Ostersonntag 9. April 2023

 

Der Heilige Augustinus meinte, man solle das Osterfest nicht wie einen Gedenktag feiern. Vielmehr sollten wir in diese Tage eintreten wie in ein Geheimnis, wie in ein Mysterium!

Ein Gedenktag ruft Vergangenes wach, Daten, von denen man nur allzu gut weiß, dass sie Geschichtsdaten sind. 

Wer einen Gedenktag begeht, etwa in Erinnerung an einen Krieg, einen Unfall, oder auch an einen schönen Moment des Lebens, entlockt dem Vergessen ein Ereignis, das unerbittlich wieder im Dunkel versinkt. Der Glanz der Gedenkfeier entströmt dem Bemühen, mit dem wir uns gegen das Altwerden, gegen das Vergehen stemmen!

Ein Geheimnis, ein Mysterium ist etwas ganz anderes. Es ist beständige Gegenwart. Kierkegaard sagte, Glaube ist, was uns in wirkliche Gleichzeitigkeit mit Christus einstiftet. So verstanden macht uns der Glaube an Jesus, der seinen Leidensweg gegangen und auferstanden ist, einerseits zu „Zeitgenossen Christi“, dank des Geistes nehmen wir gewissermassen an der Erfahrung der Apostel teil. Andererseits wird aber auch dieser „auferstandene Christus“ unser Zeitgenosse. Er lebt fort in uns. Sein Lebensweg heute ist die Fortdauer seines Leidensweges damals. 

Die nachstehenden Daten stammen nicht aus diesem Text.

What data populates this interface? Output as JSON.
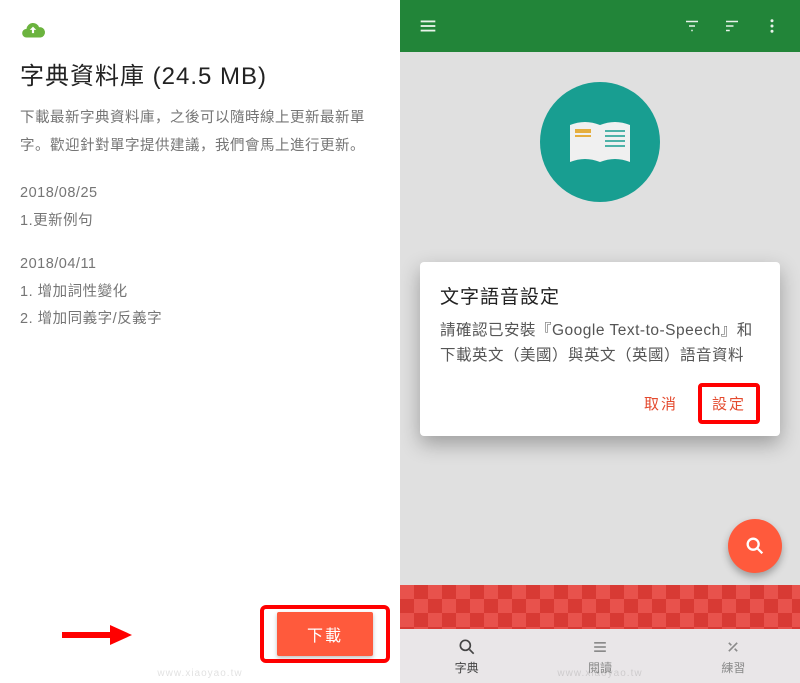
{
  "left": {
    "title": "字典資料庫 (24.5 MB)",
    "description": "下載最新字典資料庫，之後可以隨時線上更新最新單字。歡迎針對單字提供建議，我們會馬上進行更新。",
    "changelog": [
      {
        "date": "2018/08/25",
        "items": [
          "1.更新例句"
        ]
      },
      {
        "date": "2018/04/11",
        "items": [
          "1. 增加詞性變化",
          "2. 增加同義字/反義字"
        ]
      }
    ],
    "download_label": "下載"
  },
  "right": {
    "hero_icon": "book-icon",
    "dialog": {
      "title": "文字語音設定",
      "message": "請確認已安裝『Google Text-to-Speech』和下載英文（美國）與英文（英國）語音資料",
      "cancel": "取消",
      "confirm": "設定"
    },
    "fab_icon": "search-icon",
    "bottom_nav": [
      {
        "icon": "search-icon",
        "label": "字典"
      },
      {
        "icon": "list-icon",
        "label": "閱讀"
      },
      {
        "icon": "tools-icon",
        "label": "練習"
      }
    ]
  },
  "colors": {
    "accent_green": "#228539",
    "accent_orange": "#ff5a3c",
    "highlight_red": "#ff0000",
    "teal": "#1aa89b"
  }
}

In uns geht er durch Tod und Auferstehung hindurch, wie schon vor zweitausend Jahren. Das Mysterium ist keine Rückblende ins Dunkel, kein Ausflug in die Vergangenheit, den uns eine stimmungsvolle und betörende Liturgie verschafft: Im Mysterium geschieht die Eingliederung der Heilsereignisse ins Heute unseres Daseins. Solch ein Geschehen tritt weder künstlich noch erzwungen ans Dasein heran; es passt in unser Leben wie ein Schlüssel ins Schloss. In der Osterfeier verbindet sich der Weg Christi, von Abendmahl zur Auferstehung, mit unserem eigenen Lebensweg, mit dem Leben der Kirche, zu einer und derselben Wirklichkeit. 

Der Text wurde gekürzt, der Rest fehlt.